しかし、その授業を受けていた学生は様々な知識を持っている人間が多かったのだろう、あるいは映画に詳しい者が多かったのかもしれない。

「どんな映画が好きですか」と先生が質問した。
「ハリウッド映画が好きです」と彼女は答えた。
「ああそうですかあ」と先生はがっかりした様子。
少し間をあけて
「池袋の新文芸座とか早稲田松竹などには行きますか」と質問した。
「いいえ、映画館より家でDVDを観ます」と彼女は申し訳なさそうに答えた。

そのやり取りを聞いていた学生たちは嘲笑的な笑みを浮かべていた。
おそらく、僕もだ。

でも帰りの電車の中で考えてみたら、誰が何を好もうがいいじゃないかと思えてきた。

嘲笑的な雰囲気を作り出してしまったのはきっと、ハリウッド映画という単語のせいだろう。
その一言で、大衆的なものへの、商業的なものへの批判精神のようなものが彼女の話を聴いていた学生たちから出現してしまったのだろうと思う。

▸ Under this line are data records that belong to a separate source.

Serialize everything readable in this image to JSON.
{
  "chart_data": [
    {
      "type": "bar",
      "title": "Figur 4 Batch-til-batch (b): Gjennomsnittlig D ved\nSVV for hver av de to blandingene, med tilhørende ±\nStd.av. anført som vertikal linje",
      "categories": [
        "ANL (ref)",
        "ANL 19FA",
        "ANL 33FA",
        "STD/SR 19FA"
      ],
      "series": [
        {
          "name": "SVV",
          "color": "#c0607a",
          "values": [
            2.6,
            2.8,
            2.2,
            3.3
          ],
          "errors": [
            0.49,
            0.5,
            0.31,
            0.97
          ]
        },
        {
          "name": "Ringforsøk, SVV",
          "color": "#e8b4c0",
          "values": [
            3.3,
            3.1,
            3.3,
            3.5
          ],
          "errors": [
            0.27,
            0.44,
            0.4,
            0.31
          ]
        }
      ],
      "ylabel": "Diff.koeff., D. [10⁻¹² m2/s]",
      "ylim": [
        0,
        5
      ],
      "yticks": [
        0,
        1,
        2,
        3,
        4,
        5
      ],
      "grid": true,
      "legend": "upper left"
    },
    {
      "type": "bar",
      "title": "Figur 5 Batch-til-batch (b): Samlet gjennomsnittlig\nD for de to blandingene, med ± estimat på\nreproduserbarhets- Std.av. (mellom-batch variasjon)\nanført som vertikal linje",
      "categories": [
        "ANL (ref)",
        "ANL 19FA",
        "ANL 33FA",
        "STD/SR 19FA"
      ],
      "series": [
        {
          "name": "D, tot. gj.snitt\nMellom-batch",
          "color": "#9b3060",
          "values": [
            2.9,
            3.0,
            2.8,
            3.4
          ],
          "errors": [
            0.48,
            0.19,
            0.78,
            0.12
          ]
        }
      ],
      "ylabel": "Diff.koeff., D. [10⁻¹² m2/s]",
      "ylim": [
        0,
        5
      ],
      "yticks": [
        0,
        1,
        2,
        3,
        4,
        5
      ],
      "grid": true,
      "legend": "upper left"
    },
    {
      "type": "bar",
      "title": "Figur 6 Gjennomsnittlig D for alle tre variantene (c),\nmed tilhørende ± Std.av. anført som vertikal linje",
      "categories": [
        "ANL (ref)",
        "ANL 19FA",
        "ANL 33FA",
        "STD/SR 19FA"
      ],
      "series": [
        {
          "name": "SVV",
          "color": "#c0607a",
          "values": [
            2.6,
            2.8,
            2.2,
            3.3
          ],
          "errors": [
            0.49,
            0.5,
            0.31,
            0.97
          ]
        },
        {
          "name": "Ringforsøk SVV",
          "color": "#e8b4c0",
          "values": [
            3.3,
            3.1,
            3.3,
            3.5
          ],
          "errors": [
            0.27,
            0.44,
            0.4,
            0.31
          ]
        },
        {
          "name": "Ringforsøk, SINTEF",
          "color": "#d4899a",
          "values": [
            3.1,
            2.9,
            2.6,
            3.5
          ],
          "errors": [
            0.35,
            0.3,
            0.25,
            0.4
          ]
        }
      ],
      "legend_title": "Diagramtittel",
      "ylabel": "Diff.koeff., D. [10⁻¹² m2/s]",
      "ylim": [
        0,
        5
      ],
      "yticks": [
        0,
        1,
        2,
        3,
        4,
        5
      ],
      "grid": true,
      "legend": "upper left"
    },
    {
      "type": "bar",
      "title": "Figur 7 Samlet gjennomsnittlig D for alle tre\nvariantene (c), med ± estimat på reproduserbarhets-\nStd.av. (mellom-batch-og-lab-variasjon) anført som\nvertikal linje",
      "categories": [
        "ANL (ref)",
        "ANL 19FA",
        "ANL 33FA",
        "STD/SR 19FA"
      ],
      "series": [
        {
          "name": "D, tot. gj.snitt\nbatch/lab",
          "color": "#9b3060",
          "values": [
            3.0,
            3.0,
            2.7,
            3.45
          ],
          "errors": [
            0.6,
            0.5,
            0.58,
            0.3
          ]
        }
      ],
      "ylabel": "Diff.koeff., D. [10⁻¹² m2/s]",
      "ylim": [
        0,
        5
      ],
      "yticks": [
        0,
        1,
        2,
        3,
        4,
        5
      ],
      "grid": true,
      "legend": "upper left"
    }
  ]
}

彼女がゴダールや小津安二郎の映画を観ていなくたっていいじゃないか。
確かに大学生ともなれば、いろいろなことへの知識を持つべきだし、広く物事を知っているべきだとは思う。
しかし、もしかしたら彼女はスティーヴン・スピルバーグやジョージ・ルーカスについて詳しく、鋭い見解を示せる人間かもしれない。
だから大衆映画が好きだってだけで馬鹿にするのはよろしくないと思うのですよ。

今日はそう思ったんでやんすよ。

2 件のコメント:

teru さんのコメント...

カテゴリがあまりに細分化されすぎてますよね。そこがまたいいんだけれど。

そんな僕は服が好きです。
なんてまた幅広なことを言ってみたり。

yubitsu さんのコメント...

>teru
狭義的な興味でも構わないと思うけど、広義的な興味も持ち合わせてると、他に服が好きって言っている人とも十分会話できるよね。